Among the more cerebral contributions: "Rosella is a bitch", "He who does not work does not eat", "Money is not the most important thing in life" and "Hi! I'm from the States and I would like to say Fuck Off to you - Pinocchio."

My favourites are those that seem to analyse the emotions in a pastiche of continental literary existentialism: "Love does not exist", "The lemon was bitter and the sun ripened it. My heart was free. You have imprisoned it."

Of course, the academics are already into "annotated banknotes". Two psychologists at Rome's La Sapientia university examined a sample of 400 and found, unrevealingly, that 43 per cent of them were rude jokes, rhymes, personal reminders and remarks about money. A further 10 per cent were of an existential nature. And politics, religion, football and music together occupied only another 10 per cent.

Mr Vassalli detects a need to personalise bank-notes, to make one's mark. The publisher of the collection of 320, Claudio Pisani, seems to agree. One of his prize quotes: "Child, my writing on banknotes has been in response to an imperative need and a wish to communicate, but rarely have I dallied to read what others have written."

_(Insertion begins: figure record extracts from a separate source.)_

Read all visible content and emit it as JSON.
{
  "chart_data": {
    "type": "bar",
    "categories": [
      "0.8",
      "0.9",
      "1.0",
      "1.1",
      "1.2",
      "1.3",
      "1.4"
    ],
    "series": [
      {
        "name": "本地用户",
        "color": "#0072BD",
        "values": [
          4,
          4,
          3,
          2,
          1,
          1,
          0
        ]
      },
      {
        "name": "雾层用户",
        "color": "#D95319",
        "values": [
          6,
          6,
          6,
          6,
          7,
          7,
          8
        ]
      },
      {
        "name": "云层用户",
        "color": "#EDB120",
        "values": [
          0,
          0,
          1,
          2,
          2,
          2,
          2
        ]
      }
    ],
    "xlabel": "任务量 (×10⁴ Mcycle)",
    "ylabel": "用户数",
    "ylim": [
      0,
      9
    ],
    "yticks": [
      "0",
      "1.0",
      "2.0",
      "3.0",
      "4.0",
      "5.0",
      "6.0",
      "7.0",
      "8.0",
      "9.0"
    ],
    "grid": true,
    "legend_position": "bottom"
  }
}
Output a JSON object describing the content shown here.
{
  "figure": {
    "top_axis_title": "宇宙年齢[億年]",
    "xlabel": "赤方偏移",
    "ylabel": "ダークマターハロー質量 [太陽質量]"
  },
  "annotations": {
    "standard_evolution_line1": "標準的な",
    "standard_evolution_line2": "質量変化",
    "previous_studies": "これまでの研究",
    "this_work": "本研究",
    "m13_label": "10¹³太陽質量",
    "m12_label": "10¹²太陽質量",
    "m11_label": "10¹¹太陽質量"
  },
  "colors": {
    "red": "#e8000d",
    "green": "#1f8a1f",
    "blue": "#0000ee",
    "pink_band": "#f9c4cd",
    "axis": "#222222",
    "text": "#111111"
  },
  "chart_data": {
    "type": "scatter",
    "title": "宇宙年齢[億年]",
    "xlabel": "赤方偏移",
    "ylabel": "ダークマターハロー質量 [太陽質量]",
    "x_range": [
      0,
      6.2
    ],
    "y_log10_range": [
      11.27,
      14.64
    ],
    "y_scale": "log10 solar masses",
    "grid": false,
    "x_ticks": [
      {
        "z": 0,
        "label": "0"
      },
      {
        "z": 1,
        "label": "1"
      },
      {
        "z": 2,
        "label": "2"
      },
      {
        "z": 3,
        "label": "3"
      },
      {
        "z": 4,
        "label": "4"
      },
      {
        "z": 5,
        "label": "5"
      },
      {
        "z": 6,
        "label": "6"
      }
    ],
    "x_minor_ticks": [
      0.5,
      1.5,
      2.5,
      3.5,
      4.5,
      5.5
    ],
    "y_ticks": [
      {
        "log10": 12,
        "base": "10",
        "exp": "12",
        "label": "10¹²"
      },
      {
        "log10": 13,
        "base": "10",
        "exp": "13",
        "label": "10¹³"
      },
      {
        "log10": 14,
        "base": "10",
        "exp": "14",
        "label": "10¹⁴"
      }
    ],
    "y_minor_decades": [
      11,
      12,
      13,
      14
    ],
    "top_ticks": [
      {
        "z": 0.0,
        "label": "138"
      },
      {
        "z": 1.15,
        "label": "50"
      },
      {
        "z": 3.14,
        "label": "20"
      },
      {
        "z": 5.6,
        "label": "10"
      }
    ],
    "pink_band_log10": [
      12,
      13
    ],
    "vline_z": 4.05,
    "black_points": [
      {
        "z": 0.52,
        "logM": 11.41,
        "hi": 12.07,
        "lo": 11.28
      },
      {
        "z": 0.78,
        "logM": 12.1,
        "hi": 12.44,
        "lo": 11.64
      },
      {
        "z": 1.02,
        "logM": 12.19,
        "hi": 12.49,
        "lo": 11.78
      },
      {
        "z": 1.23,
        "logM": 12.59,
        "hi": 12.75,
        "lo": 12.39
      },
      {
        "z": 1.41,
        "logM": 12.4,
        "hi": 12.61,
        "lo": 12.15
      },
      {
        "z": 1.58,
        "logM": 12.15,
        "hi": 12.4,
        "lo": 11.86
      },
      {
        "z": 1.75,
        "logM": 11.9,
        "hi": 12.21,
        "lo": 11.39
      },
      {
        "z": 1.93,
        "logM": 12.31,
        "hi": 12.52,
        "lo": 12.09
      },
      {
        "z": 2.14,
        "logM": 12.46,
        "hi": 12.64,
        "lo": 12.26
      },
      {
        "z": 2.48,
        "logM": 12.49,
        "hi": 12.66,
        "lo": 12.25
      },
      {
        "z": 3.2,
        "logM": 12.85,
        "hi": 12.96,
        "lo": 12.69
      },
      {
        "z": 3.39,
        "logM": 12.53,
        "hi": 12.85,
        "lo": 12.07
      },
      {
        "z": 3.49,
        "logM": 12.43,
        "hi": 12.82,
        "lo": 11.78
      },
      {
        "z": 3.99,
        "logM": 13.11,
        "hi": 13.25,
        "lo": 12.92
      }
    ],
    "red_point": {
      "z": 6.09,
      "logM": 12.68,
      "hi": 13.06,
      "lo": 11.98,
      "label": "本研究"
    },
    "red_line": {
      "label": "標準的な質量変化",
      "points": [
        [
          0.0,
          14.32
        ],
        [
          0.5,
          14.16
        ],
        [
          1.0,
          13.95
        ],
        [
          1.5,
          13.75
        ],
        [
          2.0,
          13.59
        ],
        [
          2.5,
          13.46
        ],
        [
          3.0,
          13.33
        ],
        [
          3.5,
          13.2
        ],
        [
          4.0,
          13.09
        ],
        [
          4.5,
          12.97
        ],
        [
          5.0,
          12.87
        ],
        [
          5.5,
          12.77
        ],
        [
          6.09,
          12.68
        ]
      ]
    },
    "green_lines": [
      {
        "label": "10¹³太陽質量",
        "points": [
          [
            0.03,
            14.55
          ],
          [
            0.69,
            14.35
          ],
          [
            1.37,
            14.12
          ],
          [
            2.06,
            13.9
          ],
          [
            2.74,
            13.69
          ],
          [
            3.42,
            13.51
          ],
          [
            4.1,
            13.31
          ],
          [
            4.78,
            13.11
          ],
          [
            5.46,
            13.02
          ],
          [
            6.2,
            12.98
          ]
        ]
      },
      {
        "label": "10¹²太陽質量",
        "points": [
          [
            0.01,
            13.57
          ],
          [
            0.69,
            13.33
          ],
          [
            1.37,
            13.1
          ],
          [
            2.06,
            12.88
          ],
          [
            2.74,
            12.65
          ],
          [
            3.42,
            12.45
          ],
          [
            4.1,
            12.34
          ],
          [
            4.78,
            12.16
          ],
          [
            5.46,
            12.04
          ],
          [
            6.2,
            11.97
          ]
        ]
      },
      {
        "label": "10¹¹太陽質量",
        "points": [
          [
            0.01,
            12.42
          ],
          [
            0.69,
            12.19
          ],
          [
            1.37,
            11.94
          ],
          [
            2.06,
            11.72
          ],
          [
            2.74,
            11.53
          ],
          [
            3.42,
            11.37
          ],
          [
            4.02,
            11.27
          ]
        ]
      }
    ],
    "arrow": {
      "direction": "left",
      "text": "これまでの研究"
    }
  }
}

Meanwhile, the Bank of Italy is bent on artistic cleansing, incinerating 1,129,000 grubby 1,000- lire notes a year, nearly as many as it prints. But as long as the Bank is niggardly enough to distribute paper rather than new, shiny coins for the equivalent of 40p, auto-destructive arte povera seems likely to thrive. "Whoever needs this is a cretin", "Jesus saves", "I found this 1,000-lire note up my arse". Indeed.